The limitations of plastome sequences for uncovering evolutionary relationships are especially clear in the case of S. sanguineum. This species has been reported to have a great range of allopolyploid levels based on cytology and analysis of low-copy loci (Peichoto et al. 2011; Estep et al. 2014). The two independent S. sanguineum clades could represent distinct allopolyploidy events. For example, Old World S. exile might have donated the plastome to S. sanguineum populations in Central Thailand. Alternatively, the presence of two clades could indicate wide introgression, but this seems unlikely given the distant geographic origins of the two clades. A final possibility is that of cryptic species. Although the major morphological characters place all specimens in S. sanguineum, it is possible that there are subtle characters not yet identified that distinguish the two clades. Apomixis has been reported in S. sanguineum (Carman and Hatch 1982), and this could easily lead to subtle morphological distinctions among populations that are partially or wholly reproductively isolated.

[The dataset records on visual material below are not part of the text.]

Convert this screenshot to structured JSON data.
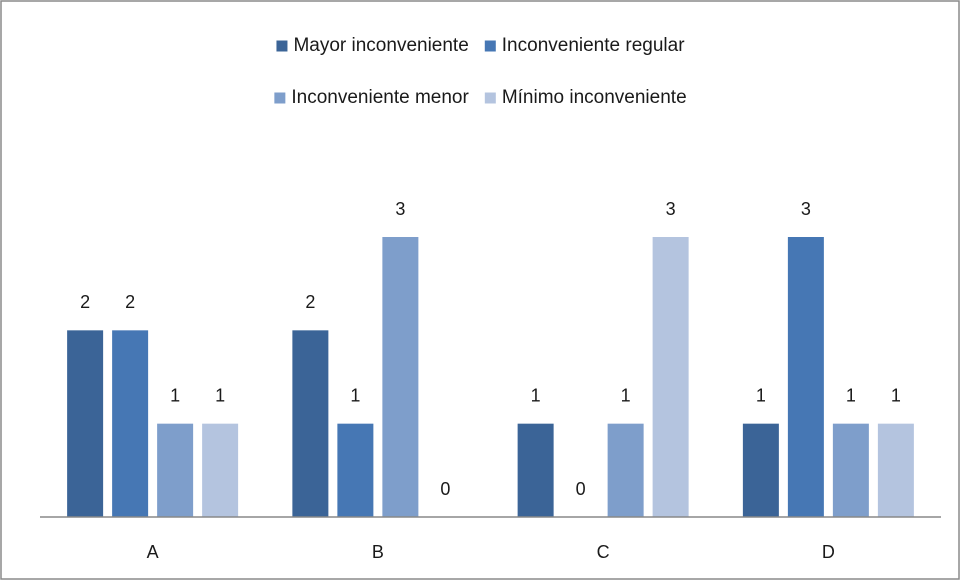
{
  "chart_data": {
    "type": "bar",
    "categories": [
      "A",
      "B",
      "C",
      "D"
    ],
    "series": [
      {
        "name": "Mayor inconveniente",
        "color": "#3b6497",
        "values": [
          2,
          2,
          1,
          1
        ]
      },
      {
        "name": "Inconveniente regular",
        "color": "#4677b4",
        "values": [
          2,
          1,
          0,
          3
        ]
      },
      {
        "name": "Inconveniente menor",
        "color": "#7e9ecb",
        "values": [
          1,
          3,
          1,
          1
        ]
      },
      {
        "name": "Mínimo inconveniente",
        "color": "#b4c4df",
        "values": [
          1,
          0,
          3,
          1
        ]
      }
    ],
    "legend": "top"
  }
}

The tribe Andropogoneae is a primary component of grasslands and savannahs in the Americas and Africa, where members of the tribe tend to grow in areas with slightly higher precipitation than those of the drought-tolerant Chloridoideae and less tree cover than C3 tropical species in Paniceae (Gibson 2008; Bocksberger et al. 2016). However, Hartley (1958) recognized southeastern Asia as a center of diversity for Andropogoneae, characterized in part by the presence of multiple genera including Sorghum, Miscanthus, Chrysopogon, Schizachyrium, and Andropogon. Here, we have shown that cryptic diversity exists in mainland Southeast Asia, exemplified by Andropogon burmanicus, Eulalia contorta and Parahyparrhenia siamensis, by identifying a previously unidentified lineage in Andropogoneae with inflorescence characters that appear convergent with those of well-established genera. This study suggests that Southeast Asia may indeed harbor unique diversity in Andropogoneae and merits deeper study including characterization of polyploidy and hybridization through the use of low copy nuclear loci. Further implications of the phylogeny suggest that key characters for identification in Andropogoneae may be the result of convergent evolution and require revised taxonomic treatment.